The National Rifle Association has launched a target range game for the iPhone and iPad.
The game, which simulates a shooting practice, has been approved for children as young as four.
Billed as the NRA's "new mobile nerve center," NRA: Practice Range, advertises that it "strikes the right balance of gaming and education" and delivers a "one-touch access to the NRA network of news, laws, facts, knowledge, safety tips, educational materials and online resources."
The player can practice shooting at targets, including some in the shape of coffins, and has a choice of nine firearms that includes the AK47 assault rifle and the MK11 sniper rifle.

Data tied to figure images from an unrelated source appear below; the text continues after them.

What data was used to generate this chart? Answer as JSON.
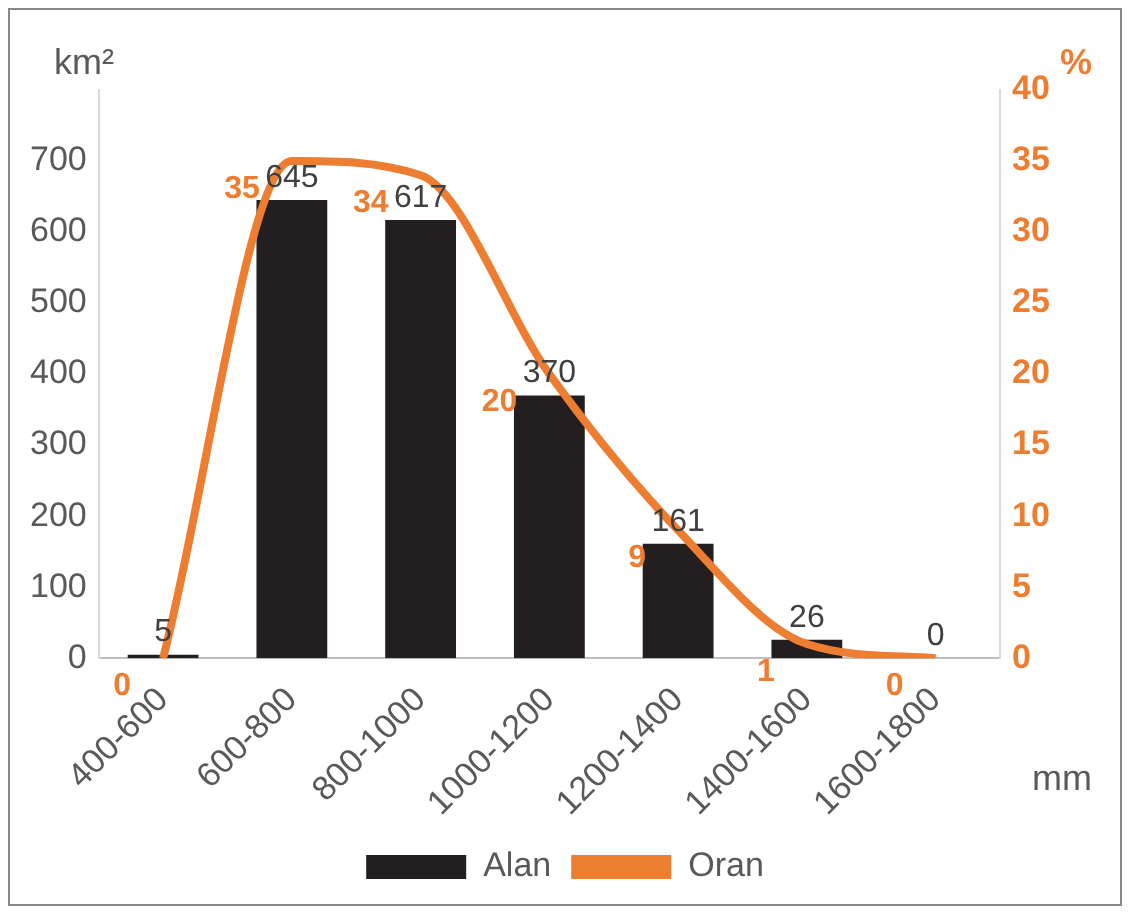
{
  "chart_data": {
    "type": "bar",
    "categories": [
      "400-600",
      "600-800",
      "800-1000",
      "1000-1200",
      "1200-1400",
      "1400-1600",
      "1600-1800"
    ],
    "series": [
      {
        "name": "Alan",
        "color": "#231f20",
        "values": [
          5,
          645,
          617,
          370,
          161,
          26,
          0
        ]
      },
      {
        "name": "Oran",
        "type": "line",
        "axis": "y2",
        "color": "#ed7d31",
        "values": [
          0,
          35,
          34,
          20,
          9,
          1,
          0
        ]
      }
    ],
    "ylabel": "km²",
    "y2label": "%",
    "xlabel": "mm",
    "ylim": [
      0,
      800
    ],
    "yticks": [
      0,
      100,
      200,
      300,
      400,
      500,
      600,
      700
    ],
    "y2lim": [
      0,
      40
    ],
    "y2ticks": [
      0,
      5,
      10,
      15,
      20,
      25,
      30,
      35,
      40
    ],
    "data_labels": true,
    "grid": false,
    "legend": "bottom",
    "marker": "none"
  }
}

This comes not even a month after the NRA press conference in which Wayne LaPierre, the vice president of the NRA and Bad TV Examiner's #1 most wanted infotainment instigator, blamed the "corrupt shadow industry" of violent video games for the massacre at Sandy Hook Elementary.
If Wayne LaPierre were not already #1 on the list of most wanted infotainment instigators, this incredible bout of negligence and/or hypocrisy would have definitely warranted an amendment to the order.
The expectation for the NRA leadership has long been that they are well aware of where the root of America's problem with gun violence actually lies, but that they don't want it addressed because they're making money off of it.
This new development gives the impression that LaPierre and his cohorts have become so wrapped up in deliberately perpetuating the problem for money, that they are now even deliberately perpetuating what their propaganda machine claims is the real problem for money as well.
No word yet on whether or not NRA: Practice Range will have a "good guy with a gun" mode available by DLC.